Columbus Day Musings

Those of us lucky enough to have vacation to mark Columbus Day may have time to think about the explorer who is widely credited with having discovered and colonized the Americas.  Here at Word on Health, we’ve been wondering which of the many nasty medieval diseases did Christopher Columbus suffer from?

According to most historians it wasn’t the usual suspects: plague, dysentery, typhoid or ergotism.

Until recently, most attributed his death, at the age of 55 to complications of gout.  However, new evidence from Dr. Antonio Rodriguez Cuartero, a professor at the University of Granada, paints a different picture.  After studying Columbus’ family history, personal diaries and the letters penned by Columbus’ son, the professor contends that all signs point to Reiter’s syndrome.
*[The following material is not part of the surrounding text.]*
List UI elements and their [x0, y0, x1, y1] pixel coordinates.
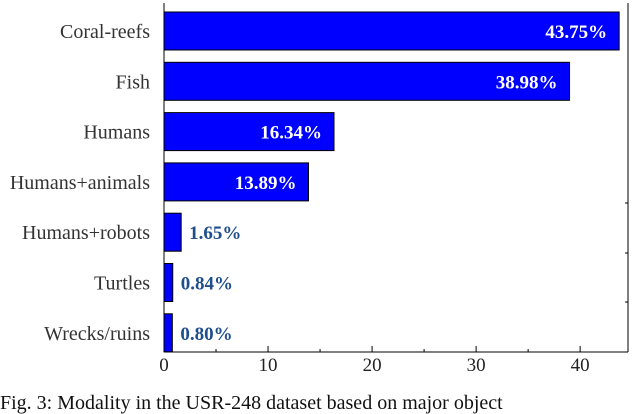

All sources seem to agree that during his later years, Columbus became increasingly incapacitated by pain in his joints, painful urination and bleeding from his eye.  One cannot blame the leech-applying physicians of his day, for attributing these symptoms to gout.  More than 500 years later we still don’t know much about Reiter’s syndrome, or “reactive arthritis’ as it is also known.

Some people think that it involves the immune system, which is “reacting” to the presence of bacterial infections in the genital, urinary or gastrointestinal systems, but the exact cause remains unknown.

Complications of Reiter’s include aortic insufficiency, left-sided heart failure, pulmonary edema and endocarditis, which may give further credibility to Cuartero’s theory that Columbus died of a heart attack.

Whatever the reason, we say Rest in Peace Christopher & Happy Columbus Day to all our readers!